Free Think Friday: Fibonacci Fun
Problem Statement
For this session of Free Think Friday, I chose to assess the Fibonacci Fun problem. There was four triangles, with each iteration having less and less black space. Our quest was to find how the black region changes as the pattern continues through the iterations, and then to find the area as each of the colored triangles are added. The triangles would have triangular smaller pieces replacing parts of the black triangles.
Process Description
We began by trying to find the how the triangle was divided up. I knew it had to do something with the Fibonacci sequence, so I researched how this could possibly help us in it figuring out the pattern and how it changes. I stumbled upon the “golden spiral” and from there the “golden triangle.” Meanwhile, my groupmates found that when the triangle was originally divided, the larger portion would be halved. From there, each of the “larger” black triangles would be halved. We estimated that the next iteration of the triangle would have all equally sized triangles. But, we weren’t really sure what to do with the data we collected. We tried looking at how the percentages of black were changed, but nothing really showed much of a regular pattern. We then tried finding what the Fibonacci sequence had to do with the problem.
Solution
The Fibonacci sequence is numbers that follow this equation: Fn = Fn-1 + Fn-2. At first we wondered if this was the answer, however, we found that it didn’t quite work when applied. This is how far we got with our research and figuring out the problem before presentation time came, so we never got to find the answer, however I have a feeling it has to do with something about the Fibonacci spiral and the way it is divided, except backwards. Either way, the solution we found was that eventually the black part will just keep getting halved, especially when it reaches the point when all the black space is equal and therefore will equally take away space and replace it with equal colored space. What these numbers are and what the pattern is I’ve yet to figure out.
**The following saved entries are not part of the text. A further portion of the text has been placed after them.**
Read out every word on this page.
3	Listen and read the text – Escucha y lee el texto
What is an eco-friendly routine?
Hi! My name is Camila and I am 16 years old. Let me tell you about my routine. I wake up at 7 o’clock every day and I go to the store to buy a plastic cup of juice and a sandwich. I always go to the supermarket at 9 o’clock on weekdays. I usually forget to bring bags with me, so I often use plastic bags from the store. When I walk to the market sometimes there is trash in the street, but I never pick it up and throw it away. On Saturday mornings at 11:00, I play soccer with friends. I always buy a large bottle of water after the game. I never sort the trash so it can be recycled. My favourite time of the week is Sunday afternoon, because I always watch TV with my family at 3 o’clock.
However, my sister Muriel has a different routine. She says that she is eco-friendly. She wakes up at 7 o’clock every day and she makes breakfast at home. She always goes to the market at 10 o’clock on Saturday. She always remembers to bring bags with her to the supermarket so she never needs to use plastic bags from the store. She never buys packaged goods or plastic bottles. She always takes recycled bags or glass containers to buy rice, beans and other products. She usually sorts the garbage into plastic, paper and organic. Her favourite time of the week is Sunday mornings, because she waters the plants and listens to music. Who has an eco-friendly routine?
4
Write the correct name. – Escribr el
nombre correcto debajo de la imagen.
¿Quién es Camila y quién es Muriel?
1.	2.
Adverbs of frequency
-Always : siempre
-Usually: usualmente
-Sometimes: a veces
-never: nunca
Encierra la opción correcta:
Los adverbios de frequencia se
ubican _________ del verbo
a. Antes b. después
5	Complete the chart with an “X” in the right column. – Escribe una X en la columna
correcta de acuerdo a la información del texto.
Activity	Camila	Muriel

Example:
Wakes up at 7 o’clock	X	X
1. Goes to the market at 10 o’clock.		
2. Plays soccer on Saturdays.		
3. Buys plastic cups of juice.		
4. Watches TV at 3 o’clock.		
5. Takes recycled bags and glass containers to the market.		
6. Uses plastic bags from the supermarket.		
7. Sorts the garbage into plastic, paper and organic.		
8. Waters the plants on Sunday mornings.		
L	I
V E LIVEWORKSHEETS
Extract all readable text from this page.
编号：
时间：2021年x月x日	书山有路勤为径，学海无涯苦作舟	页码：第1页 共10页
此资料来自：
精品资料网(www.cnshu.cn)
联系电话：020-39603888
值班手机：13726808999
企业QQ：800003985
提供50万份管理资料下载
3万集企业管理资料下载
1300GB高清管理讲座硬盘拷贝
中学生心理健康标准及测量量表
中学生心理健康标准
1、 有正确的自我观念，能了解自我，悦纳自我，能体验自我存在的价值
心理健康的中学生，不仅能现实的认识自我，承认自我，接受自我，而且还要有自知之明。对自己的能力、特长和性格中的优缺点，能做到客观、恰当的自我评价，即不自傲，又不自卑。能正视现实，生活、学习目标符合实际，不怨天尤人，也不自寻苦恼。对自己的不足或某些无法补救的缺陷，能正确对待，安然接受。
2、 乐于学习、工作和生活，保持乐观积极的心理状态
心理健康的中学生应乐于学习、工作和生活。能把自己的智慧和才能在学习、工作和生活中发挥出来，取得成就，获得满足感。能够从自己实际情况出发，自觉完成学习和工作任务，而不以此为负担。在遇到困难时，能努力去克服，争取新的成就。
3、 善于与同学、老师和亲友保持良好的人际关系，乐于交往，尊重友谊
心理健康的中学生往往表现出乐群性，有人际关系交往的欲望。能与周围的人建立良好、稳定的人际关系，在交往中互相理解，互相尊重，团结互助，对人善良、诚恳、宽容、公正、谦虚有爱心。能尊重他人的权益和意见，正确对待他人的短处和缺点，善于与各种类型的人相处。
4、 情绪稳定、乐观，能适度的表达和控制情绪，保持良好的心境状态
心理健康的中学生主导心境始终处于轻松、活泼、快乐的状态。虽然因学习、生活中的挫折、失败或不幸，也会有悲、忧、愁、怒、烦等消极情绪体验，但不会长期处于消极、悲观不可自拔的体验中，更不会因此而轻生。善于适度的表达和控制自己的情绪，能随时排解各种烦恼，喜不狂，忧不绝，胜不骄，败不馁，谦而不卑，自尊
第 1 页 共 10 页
Self-Assessment/Reflection
I learned a lot through my research of the Fibonacci sequence. I learned first what it is, and secondly was the golden spiral was, specifically how it worked. I learned that the Fibonacci sequence could be used with right triangles, but how to apply that to our problem evaded me. I think I at least deserve full credit, as I tried to find ways to help our group even when I didn't know what to do either, such as researching and helping writing out our work. I tried to make myself useful when I couldn’t necessarily understand the problem, and did work to try and help myself and my group understand it. I feel like I really used the mathematical practice “make sense of problems and persevere in solving them.” The problem still feels unfinished and I’m curious as to what the answers are. I tried to best make sense of the problem with my own skills I could remember, and when that wasn't coming up with anything, I persevered to try and find a clue.